At his preliminary hearing in April 1979, after Maddux's body was found, the courtroom was packed with professors, lawyers, civic leaders and other prominent Philadelphians who wanted to testify about his good character.

He was free on $40,000 bail when he boarded a plane for London with a new girlfriend in 1981, shortly before he was to stand trial. He lived in England, Ireland and Sweden under pseudonyms before he was arrested in France in 1997.

Philadelphia authorities had tried him in absentia and he was convicted in 1993. A year after he was caught, Pennsylvania passed a law providing for a retrial to satisfy the French government's opposition to trials in absentia.

Einhorn continued to vigorously fight his return. He denies killing Maddux and has said he was framed by the CIA.

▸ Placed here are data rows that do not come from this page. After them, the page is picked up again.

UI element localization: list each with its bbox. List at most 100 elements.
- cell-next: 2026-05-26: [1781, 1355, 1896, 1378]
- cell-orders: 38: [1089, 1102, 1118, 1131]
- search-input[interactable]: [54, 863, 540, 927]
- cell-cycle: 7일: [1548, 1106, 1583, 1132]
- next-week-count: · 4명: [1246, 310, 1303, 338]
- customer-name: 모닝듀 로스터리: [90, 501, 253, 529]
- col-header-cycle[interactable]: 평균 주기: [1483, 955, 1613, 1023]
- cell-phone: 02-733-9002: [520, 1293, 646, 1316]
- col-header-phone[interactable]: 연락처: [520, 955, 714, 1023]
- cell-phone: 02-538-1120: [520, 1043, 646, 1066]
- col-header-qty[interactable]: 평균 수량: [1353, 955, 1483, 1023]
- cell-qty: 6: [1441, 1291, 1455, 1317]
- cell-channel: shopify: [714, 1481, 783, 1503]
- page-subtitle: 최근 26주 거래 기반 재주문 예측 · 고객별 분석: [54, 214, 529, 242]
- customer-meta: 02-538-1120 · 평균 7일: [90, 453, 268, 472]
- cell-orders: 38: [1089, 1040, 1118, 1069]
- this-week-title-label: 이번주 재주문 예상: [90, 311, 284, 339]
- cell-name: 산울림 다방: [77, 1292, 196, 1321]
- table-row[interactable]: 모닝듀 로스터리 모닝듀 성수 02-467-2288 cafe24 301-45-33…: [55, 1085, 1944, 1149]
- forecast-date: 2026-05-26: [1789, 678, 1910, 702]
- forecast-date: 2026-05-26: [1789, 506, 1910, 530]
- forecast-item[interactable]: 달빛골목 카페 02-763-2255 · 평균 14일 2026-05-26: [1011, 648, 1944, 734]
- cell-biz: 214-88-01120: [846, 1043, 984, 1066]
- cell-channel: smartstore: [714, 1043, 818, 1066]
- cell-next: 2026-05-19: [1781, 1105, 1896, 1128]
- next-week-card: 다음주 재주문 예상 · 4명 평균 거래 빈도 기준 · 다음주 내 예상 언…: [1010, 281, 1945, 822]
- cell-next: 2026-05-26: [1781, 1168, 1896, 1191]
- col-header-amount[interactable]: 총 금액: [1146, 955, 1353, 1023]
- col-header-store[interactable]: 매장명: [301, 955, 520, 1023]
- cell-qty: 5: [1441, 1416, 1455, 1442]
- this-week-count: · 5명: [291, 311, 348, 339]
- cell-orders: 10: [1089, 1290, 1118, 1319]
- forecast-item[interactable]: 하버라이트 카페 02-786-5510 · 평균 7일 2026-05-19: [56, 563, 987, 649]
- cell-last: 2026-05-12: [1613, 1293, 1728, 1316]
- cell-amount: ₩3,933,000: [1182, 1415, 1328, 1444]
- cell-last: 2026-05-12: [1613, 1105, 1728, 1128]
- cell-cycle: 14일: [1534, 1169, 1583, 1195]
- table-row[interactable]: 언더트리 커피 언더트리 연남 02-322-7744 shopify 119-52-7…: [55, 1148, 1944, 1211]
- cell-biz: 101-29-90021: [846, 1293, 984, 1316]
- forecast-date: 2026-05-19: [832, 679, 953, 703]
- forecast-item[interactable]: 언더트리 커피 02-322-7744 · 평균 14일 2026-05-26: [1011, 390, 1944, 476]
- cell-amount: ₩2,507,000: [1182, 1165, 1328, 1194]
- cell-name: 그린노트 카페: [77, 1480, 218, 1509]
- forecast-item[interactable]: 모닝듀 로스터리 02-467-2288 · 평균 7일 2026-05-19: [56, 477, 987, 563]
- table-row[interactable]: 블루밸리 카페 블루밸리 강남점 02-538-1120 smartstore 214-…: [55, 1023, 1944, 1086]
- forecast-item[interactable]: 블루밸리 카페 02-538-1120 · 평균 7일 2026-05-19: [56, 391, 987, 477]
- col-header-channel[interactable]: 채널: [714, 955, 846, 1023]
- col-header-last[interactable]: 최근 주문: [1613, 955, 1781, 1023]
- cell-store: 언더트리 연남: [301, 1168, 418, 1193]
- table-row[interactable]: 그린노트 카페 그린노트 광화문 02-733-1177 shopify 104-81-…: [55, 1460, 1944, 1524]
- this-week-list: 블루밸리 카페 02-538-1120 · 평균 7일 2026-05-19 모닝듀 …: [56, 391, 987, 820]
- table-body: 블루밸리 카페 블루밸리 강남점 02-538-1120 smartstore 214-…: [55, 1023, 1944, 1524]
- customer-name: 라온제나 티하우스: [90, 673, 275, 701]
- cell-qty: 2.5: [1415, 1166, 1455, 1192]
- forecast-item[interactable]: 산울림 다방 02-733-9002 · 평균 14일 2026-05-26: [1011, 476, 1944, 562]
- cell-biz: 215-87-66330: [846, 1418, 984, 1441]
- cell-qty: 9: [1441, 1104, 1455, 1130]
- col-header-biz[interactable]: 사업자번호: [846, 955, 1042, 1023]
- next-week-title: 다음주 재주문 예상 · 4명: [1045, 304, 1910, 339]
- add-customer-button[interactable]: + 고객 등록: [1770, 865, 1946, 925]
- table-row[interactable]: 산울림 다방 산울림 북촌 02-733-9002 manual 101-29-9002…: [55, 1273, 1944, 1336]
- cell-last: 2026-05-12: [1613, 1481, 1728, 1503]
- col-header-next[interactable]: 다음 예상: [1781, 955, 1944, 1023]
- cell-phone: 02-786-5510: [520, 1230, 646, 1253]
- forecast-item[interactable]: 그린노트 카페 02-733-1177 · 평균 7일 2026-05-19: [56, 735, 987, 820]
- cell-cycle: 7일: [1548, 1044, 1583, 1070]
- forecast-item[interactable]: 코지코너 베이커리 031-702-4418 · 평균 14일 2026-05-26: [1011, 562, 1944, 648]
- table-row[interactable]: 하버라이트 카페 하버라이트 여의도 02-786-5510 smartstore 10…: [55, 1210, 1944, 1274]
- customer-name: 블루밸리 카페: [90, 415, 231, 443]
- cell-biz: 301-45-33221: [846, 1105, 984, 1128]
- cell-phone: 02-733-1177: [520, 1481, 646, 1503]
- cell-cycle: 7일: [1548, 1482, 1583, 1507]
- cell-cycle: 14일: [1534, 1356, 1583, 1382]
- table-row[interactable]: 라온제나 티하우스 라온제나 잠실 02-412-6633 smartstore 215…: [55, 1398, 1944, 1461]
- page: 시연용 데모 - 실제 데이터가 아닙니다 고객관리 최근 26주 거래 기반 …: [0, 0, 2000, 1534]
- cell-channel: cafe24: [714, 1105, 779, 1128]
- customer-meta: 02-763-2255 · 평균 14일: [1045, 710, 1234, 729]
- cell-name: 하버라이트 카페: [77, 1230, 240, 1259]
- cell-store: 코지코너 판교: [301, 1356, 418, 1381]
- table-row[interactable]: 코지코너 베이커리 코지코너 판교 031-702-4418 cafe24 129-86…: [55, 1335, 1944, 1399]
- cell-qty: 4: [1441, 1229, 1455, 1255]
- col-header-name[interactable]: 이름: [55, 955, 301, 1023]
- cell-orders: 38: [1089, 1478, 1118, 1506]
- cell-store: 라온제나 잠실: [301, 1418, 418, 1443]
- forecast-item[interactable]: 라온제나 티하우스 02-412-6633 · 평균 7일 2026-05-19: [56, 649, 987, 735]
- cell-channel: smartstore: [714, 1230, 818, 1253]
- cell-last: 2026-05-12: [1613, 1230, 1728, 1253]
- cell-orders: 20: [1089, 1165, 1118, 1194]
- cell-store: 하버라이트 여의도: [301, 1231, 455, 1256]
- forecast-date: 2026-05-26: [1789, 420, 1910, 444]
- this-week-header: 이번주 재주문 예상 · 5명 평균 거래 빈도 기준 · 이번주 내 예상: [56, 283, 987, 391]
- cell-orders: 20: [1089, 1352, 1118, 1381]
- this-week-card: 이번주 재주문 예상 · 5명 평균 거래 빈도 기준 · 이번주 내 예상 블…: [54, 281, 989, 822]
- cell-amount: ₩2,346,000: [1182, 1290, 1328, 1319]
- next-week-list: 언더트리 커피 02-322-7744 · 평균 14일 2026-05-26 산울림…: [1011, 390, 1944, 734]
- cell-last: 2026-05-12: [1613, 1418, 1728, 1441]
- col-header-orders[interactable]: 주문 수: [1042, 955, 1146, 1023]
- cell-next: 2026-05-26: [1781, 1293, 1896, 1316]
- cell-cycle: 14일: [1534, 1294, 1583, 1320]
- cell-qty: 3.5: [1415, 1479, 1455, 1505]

Einhorn's legal options were exhausted Thursday, when the European Court of Human Rights dropped a request it made a week earlier for a delay in the extradition.

Einhorn had slit his throat last week when he lost his last French appeal. But he was not seriously injured, and the European court said Thursday in its decision that Einhorn was fit to travel.

France quickly decided to go ahead with the extradition.

Moments after the ruling, Einhorn emerged from his converted-windmill home in the southwestern village of Champagne-Mouton.

"I'm innocent," he declared. "I will be happy to go to the U.S. if the court gives me a new trial."

As police drove him away, he waved to his tearful wife, Annika, who leaned on a defense lawyer for support. The convoy left under heavy guard.

The Associated Press contributed to this report.